Real-Time American Sign Language Recognition Using 3D Convolutional Neural Networks and LSTM: Architecture, Training, and Deployment
It addresses communication barriers for over 70 million deaf and hard-of-hearing individuals, though it is incremental as it builds on existing hybrid architectures.
This paper tackles real-time American Sign Language recognition by developing a hybrid deep learning system combining 3D CNNs and LSTMs, achieving F1-scores from 0.71 to 0.99 on datasets including WLASL and ASL-LEX.

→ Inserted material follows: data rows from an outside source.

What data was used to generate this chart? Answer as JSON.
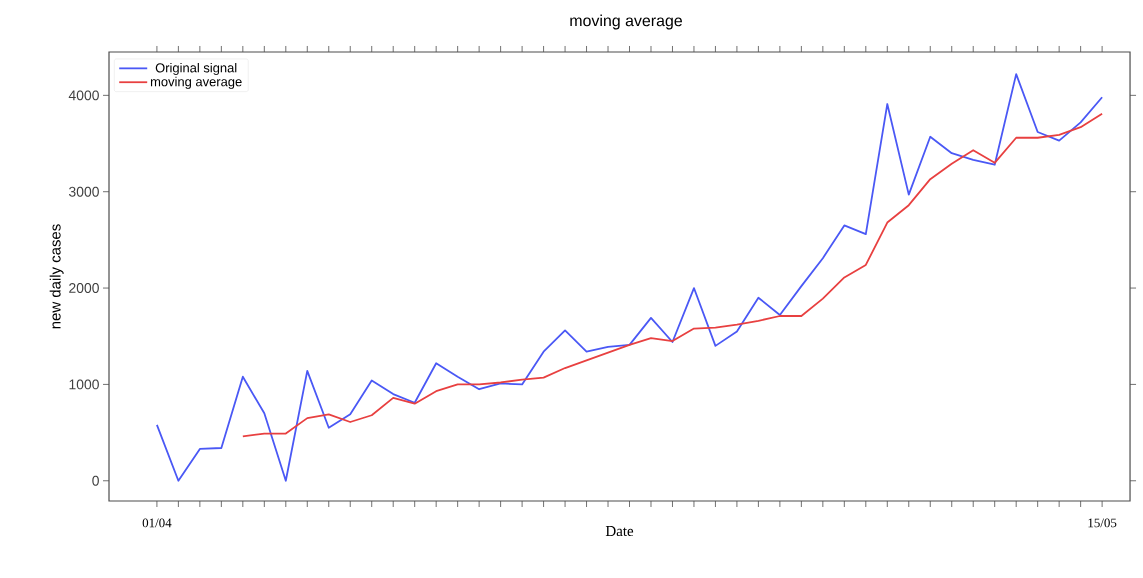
{
  "chart_data": {
    "type": "line",
    "title": "moving average",
    "xlabel": "Date",
    "ylabel": "new daily cases",
    "categories": [
      "01/04",
      null,
      null,
      null,
      null,
      null,
      null,
      null,
      null,
      null,
      null,
      null,
      null,
      null,
      null,
      null,
      null,
      null,
      null,
      null,
      null,
      null,
      null,
      null,
      null,
      null,
      null,
      null,
      null,
      null,
      null,
      null,
      null,
      null,
      null,
      null,
      null,
      null,
      null,
      null,
      null,
      null,
      null,
      null,
      "15/05"
    ],
    "series": [
      {
        "name": "Original signal",
        "color": "#4a58f5",
        "values": [
          580,
          0,
          330,
          340,
          1080,
          700,
          0,
          1140,
          550,
          690,
          1040,
          900,
          810,
          1220,
          1080,
          950,
          1010,
          1000,
          1340,
          1560,
          1340,
          1390,
          1410,
          1690,
          1440,
          2000,
          1400,
          1550,
          1900,
          1720,
          2020,
          2310,
          2650,
          2560,
          3910,
          2970,
          3570,
          3400,
          3330,
          3280,
          4220,
          3620,
          3530,
          3720,
          3980
        ]
      },
      {
        "name": "moving average",
        "color": "#e84040",
        "values": [
          null,
          null,
          null,
          null,
          460,
          490,
          490,
          650,
          690,
          610,
          680,
          860,
          800,
          930,
          1000,
          1000,
          1020,
          1050,
          1070,
          1170,
          1250,
          1330,
          1410,
          1480,
          1450,
          1580,
          1590,
          1620,
          1660,
          1710,
          1710,
          1890,
          2110,
          2240,
          2680,
          2860,
          3130,
          3290,
          3430,
          3300,
          3560,
          3560,
          3590,
          3670,
          3810
        ]
      }
    ],
    "ylim": [
      -210,
      4450
    ],
    "yticks": [
      0,
      1000,
      2000,
      3000,
      4000
    ],
    "legend": "top left",
    "grid": false
  }
}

This paper presents a real-time American Sign Language (ASL) recognition system utilizing a hybrid deep learning architecture combining 3D Convolutional Neural Networks (3D CNN) with Long Short-Term Memory (LSTM) networks. The system processes webcam video streams to recognize word-level ASL signs, addressing communication barriers for over 70 million deaf and hard-of-hearing individuals worldwide. Our architecture leverages 3D convolutions to capture spatial-temporal features from video frames, followed by LSTM layers that model sequential dependencies inherent in sign language gestures. Trained on the WLASL dataset (2,000 common words), ASL-LEX lexical database (~2,700 signs), and a curated set of 100 expert-annotated ASL signs, the system achieves F1-scores ranging from 0.71 to 0.99 across sign classes. The model is deployed on AWS infrastructure with edge deployment capability on OAK-D cameras for real-time inference. We discuss the architecture design, training methodology, evaluation metrics, and deployment considerations for practical accessibility applications.